There has not been a human rabies case in Georgia since 2000, though the possibility of contact with rabid animals increases during the warmer months.
The Georgia Department of Public Health District says many people receive post-exposure prophylaxis every year after encounters with rabid or potentially rabid animals. Post-exposure prophylaxis protects humans from developing rabies if they were exposed.
According to the Centers for Disease Control and Prevention, rabies is a preventable viral disease of mammals most often transmitted through the bite of a rabid animal. The vast majority of rabies cases reported to the CDC each year occur in wild animals like raccoons, skunks, bats and foxes.

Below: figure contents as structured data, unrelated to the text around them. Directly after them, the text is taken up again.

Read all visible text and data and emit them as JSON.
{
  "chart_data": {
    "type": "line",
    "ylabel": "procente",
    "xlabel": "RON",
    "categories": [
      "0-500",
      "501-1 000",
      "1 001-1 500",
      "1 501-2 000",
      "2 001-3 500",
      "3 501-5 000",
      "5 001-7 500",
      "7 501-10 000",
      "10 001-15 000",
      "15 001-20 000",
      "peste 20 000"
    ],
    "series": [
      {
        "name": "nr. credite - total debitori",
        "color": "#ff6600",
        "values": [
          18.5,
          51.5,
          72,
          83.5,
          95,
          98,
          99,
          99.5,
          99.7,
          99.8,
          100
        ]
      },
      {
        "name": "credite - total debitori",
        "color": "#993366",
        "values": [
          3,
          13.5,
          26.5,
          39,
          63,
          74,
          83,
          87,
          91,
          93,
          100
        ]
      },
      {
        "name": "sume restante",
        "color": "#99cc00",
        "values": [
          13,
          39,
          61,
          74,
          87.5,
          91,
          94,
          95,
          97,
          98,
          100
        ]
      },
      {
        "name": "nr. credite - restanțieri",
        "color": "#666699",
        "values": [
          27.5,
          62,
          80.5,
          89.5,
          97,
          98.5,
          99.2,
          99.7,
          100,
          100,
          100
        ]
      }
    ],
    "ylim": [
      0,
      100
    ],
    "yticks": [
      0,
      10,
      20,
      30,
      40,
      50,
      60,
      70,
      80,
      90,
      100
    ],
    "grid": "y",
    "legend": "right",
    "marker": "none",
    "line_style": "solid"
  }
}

The CDC says the rabies virus infects the central nervous system, ultimately causing disease in the brain and death. The early symptoms of rabies in people are similar to that of many other illnesses, including fever, headache, and general weakness or discomfort. As the disease progresses, more specific symptoms appear and may include insomnia, anxiety, confusion, slight or partial paralysis, excitation, hallucinations, agitation, hypersalivation (increase in saliva), difficulty swallowing, and hydrophobia (fear of water). The CDC says death usually occurs within days of the onset of these symptoms.
There have been 121 positive cases of rabies in Georgia so far this year and forty-nine of those cases involved a human being. A person does not have to be bit to be exposed to rabies, they can be bit or scratched by an infected animal. Nine of the cases in Georgia this year were from domesticated animals. Health officials urge pet owners to be sure that their pets have been given the rabies vaccine.